Students entering the Career-Bound track by means of scoring at least 700 on the Career-Bound High School Placement Test will be required to take extra classes for the first year of high school. In Grade Ten, a student must complete Career Prep II (plus any prerequisites) if he or she has not already done so, in addition to completing all classes required for Grade Ten by the student's specialization. The student must then complete Career Prep IV (plus prerequisites) by the end of Grade Eleven.
At the beginning of Grade Ten, each student must select an area to specialize in during high school. There are nine areas of specialization available for the career-bound student:
- Computer tech
- Public service
- Architecture and design
- Energy and resources
If none of these specializations suits the student, he or she may continue with general career training, though this is typically not advised.

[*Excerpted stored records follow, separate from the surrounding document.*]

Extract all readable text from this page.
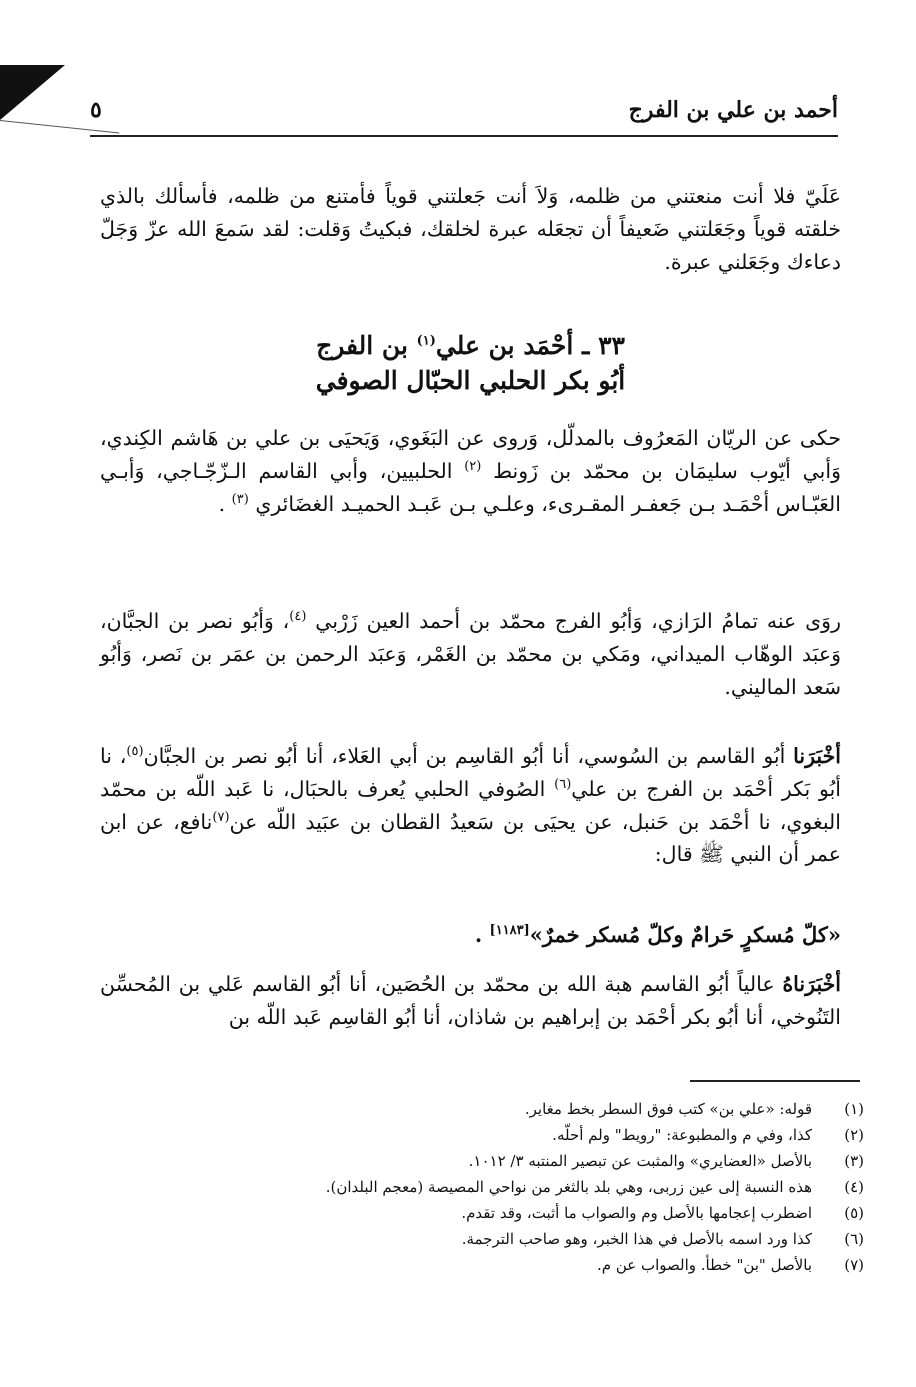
أحمد بن علي بن الفرج
٥

عَلَيّ فلا أنت منعتني من ظلمه، وَلاَ أنت جَعلتني قوياً فأمتنع من ظلمه، فأسألك بالذي خلقته قوياً وجَعَلتني ضَعيفاً أن تجعَله عبرة لخلقك، فبكيتُ وَقلت: لقد سَمعَ الله عزّ وَجَلّ دعاءك وجَعَلني عبرة.

٣٣ ـ أحْمَد بن علي$^{(١)}$ بن الفرج
أبُو بكر الحلبي الحبّال الصوفي

حكى عن الريّان المَعرُوف بالمدلّل، وَروى عن البَغَوي، وَيَحيَى بن علي بن هَاشم الكِندي، وَأبي أيّوب سليمَان بن محمّد بن زَونط $^{(٢)}$ الحلبيين، وأبي القاسم الـزّجّـاجي، وَأبـي العَبّـاس أحْمَـد بـن جَعفـر المقـرىء، وعلـي بـن عَبـد الحميـد الغضَائري $^{(٣)}$ .

روَى عنه تمامُ الرَازي، وَأبُو الفرج محمّد بن أحمد العين زَرْبي $^{(٤)}$، وَأبُو نصر بن الجبَّان، وَعبَد الوهّاب الميداني، ومَكي بن محمّد بن الغَمْر، وَعبَد الرحمن بن عمَر بن نَصر، وَأبُو سَعد الماليني.

أخْبَرَنا أبُو القاسم بن السُوسي، أنا أبُو القاسِم بن أبي العَلاء، أنا أبُو نصر بن الجبَّان$^{(٥)}$، نا أبُو بَكر أحْمَد بن الفرج بن علي$^{(٦)}$ الصُوفي الحلبي يُعرف بالحبَال، نا عَبد اللّه بن محمّد البغوي، نا أحْمَد بن حَنبل، عن يحيَى بن سَعيدُ القطان بن عبَيد اللّه عن$^{(٧)}$نافع، عن ابن عمر أن النبي ﷺ قال:

«كلّ مُسكرٍ حَرامٌ وكلّ مُسكر خمرٌ»[١١٨٣] .

أخْبَرَناهُ عالياً أبُو القاسم هبة الله بن محمّد بن الحُصَين، أنا أبُو القاسم عَلي بن المُحسِّن التَنُوخي، أنا أبُو بكر أحْمَد بن إبراهيم بن شاذان، أنا أبُو القاسِم عَبد اللّه بن

(١)
قوله: «علي بن» كتب فوق السطر بخط مغاير.
(٢)
كذا، وفي م والمطبوعة: "رويط" ولم أحلّه.
(٣)
بالأصل «العضايري» والمثبت عن تبصير المنتبه ٣/ ١٠١٢.
(٤)
هذه النسبة إلى عين زربى، وهي بلد بالثغر من نواحي المصيصة (معجم البلدان).
(٥)
اضطرب إعجامها بالأصل وم والصواب ما أثبت، وقد تقدم.
(٦)
كذا ورد اسمه بالأصل في هذا الخبر، وهو صاحب الترجمة.
(٧)
بالأصل "بن" خطأ. والصواب عن م.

All students must complete Career Prep IV in Grade Ten if they have not already done so (with exceptions made for students transferring from the University-Bound track as above). Like the University-Bound students, Career-Bound students must pass a total of twenty-eight classes. Students must take at least eight courses in their chosen specialization, at least one in every other career-bound specialization, at least two units of Physical Education, and must complete a foreign language through at least level V. Students must also take Career Prep V, VI, and VII sometime during their high school career. General career trainees will take Career Prep levels V through XII.
After completing Grade Thirteen, University-Bound graduates will almost always proceed to the university of their choice, where they will typically spend at least four years. Career-Bound graduates will usually be able to start their chosen careers right away, though some may be required to attend a two-year Career College before they can start working.